# SIP 01928 blade clamp replacement



## 3billy3 (19 Feb 2013)

Hi

I am fairly new to the world of the scroll saw and have recently found this site and forum and after banging my head with this problem thought I would seek some help.

I have been using the SIP 01928 saw for the last few months, and I have continuous problems with the top blade clamp, it either slips, or on finer blades it bends the blade where it clamps and then the blade snaps sooo easily!

I have read on an old forum post that you can get quick change clamps for it - can anyone confirm this? and if so, where would i get them?

I will give Axminster tools a call later to see if they can help, but thought I would try you guys as well.
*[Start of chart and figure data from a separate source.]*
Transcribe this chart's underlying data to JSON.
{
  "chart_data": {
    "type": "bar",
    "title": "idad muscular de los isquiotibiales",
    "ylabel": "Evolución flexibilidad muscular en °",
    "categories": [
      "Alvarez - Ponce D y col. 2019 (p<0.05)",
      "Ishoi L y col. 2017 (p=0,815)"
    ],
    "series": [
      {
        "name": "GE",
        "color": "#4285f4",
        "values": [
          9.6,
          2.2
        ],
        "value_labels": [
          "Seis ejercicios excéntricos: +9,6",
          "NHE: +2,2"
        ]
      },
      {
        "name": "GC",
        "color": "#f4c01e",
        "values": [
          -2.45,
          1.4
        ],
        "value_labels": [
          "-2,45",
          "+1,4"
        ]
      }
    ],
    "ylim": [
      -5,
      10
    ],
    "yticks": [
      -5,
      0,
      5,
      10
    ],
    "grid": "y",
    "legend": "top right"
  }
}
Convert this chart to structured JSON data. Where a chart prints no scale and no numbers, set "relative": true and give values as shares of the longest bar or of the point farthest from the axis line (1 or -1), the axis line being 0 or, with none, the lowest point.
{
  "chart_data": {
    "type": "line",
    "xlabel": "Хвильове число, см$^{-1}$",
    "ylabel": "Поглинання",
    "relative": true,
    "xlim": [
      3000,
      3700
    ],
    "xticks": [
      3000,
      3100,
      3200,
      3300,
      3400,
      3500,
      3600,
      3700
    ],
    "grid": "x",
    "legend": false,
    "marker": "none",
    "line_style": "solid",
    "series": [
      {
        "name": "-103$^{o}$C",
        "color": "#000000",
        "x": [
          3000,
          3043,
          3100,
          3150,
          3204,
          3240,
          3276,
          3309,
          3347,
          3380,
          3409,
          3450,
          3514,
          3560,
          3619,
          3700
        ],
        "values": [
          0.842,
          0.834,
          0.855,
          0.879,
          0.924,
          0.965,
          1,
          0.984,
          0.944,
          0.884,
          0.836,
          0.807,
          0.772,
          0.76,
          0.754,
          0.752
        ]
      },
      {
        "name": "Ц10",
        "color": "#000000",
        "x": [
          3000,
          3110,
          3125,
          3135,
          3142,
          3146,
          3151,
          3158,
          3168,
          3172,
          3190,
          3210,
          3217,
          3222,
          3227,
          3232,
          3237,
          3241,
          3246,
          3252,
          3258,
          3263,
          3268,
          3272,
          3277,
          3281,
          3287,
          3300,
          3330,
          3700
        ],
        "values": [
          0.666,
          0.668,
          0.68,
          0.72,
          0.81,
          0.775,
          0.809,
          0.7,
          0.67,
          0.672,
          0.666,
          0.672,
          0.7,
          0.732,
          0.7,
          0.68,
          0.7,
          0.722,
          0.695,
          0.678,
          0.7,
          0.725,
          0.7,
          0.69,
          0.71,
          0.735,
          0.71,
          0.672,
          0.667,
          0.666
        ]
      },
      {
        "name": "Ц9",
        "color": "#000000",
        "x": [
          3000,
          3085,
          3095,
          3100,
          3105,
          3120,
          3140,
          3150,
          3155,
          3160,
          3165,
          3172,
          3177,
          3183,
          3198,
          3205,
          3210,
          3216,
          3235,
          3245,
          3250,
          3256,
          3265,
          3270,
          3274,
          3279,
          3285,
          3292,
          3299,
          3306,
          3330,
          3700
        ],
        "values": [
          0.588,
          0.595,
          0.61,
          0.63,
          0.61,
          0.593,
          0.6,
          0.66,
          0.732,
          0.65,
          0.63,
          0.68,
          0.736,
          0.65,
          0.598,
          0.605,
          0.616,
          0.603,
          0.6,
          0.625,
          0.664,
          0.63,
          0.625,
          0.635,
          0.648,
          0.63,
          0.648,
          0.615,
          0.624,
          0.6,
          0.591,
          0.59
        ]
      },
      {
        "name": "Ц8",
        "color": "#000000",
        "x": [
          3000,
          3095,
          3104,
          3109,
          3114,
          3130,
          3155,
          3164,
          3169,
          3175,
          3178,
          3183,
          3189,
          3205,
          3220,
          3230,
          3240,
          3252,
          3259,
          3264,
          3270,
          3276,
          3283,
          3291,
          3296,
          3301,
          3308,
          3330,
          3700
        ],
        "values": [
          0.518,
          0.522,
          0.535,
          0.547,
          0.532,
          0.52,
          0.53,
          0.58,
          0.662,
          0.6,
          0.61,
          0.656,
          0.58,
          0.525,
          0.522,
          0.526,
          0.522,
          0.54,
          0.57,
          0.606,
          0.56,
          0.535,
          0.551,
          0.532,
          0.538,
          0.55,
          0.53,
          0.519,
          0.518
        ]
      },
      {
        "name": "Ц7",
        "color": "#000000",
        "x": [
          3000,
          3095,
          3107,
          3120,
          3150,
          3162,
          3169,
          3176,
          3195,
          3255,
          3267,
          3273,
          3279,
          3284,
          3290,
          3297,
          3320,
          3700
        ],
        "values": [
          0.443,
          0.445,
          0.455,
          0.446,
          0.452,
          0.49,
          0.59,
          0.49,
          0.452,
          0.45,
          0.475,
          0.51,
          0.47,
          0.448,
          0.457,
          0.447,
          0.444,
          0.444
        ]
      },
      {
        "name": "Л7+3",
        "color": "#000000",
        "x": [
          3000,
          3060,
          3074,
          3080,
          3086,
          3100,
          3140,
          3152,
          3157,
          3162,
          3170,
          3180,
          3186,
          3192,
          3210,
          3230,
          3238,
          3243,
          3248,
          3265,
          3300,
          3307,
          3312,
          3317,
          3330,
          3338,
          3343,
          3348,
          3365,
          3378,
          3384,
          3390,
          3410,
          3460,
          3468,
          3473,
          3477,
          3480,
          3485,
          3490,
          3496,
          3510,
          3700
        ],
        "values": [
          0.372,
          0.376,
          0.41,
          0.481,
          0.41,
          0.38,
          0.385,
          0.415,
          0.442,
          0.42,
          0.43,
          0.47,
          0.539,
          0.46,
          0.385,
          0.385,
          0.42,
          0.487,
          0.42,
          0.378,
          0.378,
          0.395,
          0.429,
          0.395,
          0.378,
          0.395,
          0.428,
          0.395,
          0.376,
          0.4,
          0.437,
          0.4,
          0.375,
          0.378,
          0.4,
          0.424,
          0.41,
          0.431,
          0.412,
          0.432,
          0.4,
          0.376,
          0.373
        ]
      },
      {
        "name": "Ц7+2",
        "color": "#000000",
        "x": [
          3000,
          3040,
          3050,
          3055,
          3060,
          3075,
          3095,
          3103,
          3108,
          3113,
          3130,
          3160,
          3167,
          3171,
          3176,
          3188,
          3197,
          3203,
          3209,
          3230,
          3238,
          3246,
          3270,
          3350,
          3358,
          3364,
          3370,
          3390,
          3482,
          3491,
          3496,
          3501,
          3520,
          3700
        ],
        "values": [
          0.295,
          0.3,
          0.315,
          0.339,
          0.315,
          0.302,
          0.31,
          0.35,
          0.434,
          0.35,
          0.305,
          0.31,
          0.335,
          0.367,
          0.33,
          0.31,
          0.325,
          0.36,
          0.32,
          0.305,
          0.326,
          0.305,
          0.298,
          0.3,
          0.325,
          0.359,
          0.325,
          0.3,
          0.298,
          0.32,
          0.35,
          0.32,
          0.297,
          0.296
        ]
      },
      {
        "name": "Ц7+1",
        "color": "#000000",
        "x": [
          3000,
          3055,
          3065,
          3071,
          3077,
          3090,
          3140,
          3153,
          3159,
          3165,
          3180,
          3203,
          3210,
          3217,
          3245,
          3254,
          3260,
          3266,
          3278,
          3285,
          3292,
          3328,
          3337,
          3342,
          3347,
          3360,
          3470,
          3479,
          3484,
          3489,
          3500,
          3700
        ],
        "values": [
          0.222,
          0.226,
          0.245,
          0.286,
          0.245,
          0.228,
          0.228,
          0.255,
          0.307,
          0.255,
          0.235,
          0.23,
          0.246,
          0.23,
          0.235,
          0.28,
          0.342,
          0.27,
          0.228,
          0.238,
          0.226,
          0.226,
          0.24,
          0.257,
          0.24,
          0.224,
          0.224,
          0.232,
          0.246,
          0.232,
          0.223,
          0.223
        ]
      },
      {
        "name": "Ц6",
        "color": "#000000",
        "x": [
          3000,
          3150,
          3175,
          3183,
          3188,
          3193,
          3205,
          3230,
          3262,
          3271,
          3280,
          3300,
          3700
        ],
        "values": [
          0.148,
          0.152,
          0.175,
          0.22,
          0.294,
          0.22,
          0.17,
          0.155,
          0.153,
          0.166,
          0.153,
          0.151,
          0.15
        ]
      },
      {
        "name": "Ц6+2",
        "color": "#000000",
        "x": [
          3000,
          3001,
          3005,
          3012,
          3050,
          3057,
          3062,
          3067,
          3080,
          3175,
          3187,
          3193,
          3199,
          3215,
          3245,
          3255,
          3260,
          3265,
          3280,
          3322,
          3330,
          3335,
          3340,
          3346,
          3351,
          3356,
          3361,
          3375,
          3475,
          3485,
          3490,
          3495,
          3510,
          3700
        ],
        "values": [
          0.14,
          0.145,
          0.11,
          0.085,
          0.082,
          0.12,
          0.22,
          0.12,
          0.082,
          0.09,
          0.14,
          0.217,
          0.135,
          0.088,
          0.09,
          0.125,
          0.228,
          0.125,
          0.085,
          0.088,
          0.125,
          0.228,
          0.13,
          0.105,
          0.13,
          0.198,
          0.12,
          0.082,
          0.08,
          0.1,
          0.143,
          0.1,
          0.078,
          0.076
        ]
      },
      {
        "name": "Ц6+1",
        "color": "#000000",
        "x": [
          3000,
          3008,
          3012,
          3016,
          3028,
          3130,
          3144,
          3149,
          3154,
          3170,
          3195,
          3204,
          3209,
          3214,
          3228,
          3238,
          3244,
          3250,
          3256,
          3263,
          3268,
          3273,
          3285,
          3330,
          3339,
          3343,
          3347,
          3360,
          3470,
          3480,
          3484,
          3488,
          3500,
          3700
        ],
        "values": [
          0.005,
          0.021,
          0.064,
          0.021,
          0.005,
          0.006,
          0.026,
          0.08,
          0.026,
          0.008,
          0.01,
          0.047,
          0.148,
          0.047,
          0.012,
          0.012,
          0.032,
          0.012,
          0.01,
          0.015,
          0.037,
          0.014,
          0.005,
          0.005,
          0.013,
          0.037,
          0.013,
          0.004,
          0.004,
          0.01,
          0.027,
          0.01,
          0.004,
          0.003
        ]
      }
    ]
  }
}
Any help would be much appreciated.


----------



## boysie39 (19 Feb 2013)

Welcome Billy3 ,I dont have any experience with your particular saw, but quick release blade parts can be got for many of the saws in use . Axminister are a good company to contact for help .Hegner are another one ,many on here have replaced their systems with quick release. I'm sure someone who knows more about the Sip saw will be on soon.


----------



## Gary Morris (19 Feb 2013)

Hi Billy3, welcome
You could try this site, possibly contact them first for informattion. http://www.shesto.co.uk/p2242/Scroll_Sa ... _info.html


Gary


----------



## Cliffro (2 Apr 2018)

Try SIP UK


----------



## Buffalo Chas (2 Apr 2018)

Hi Billy.

Welcome to the forum.

Must confess I don't know the SIP saw range. Is it a generic type saw eg Record Power, Clarke, Draper etc. If so NMA Agencies, who are the agents for Sheppach saws sell a pair of quick release clamps costing around £20. They are not listed on their website so you have to ring them direct.

Hope this helps.

Charley


----------



## cookie777 (16 Apr 2018)

I had a SIP scroll saw, it packed up just after the warranty ran out, no help from SIP at all, their not interested, so I would not waste money on a tool of this quality, better to save up & buy a tool from a company that do show a bit of care


----------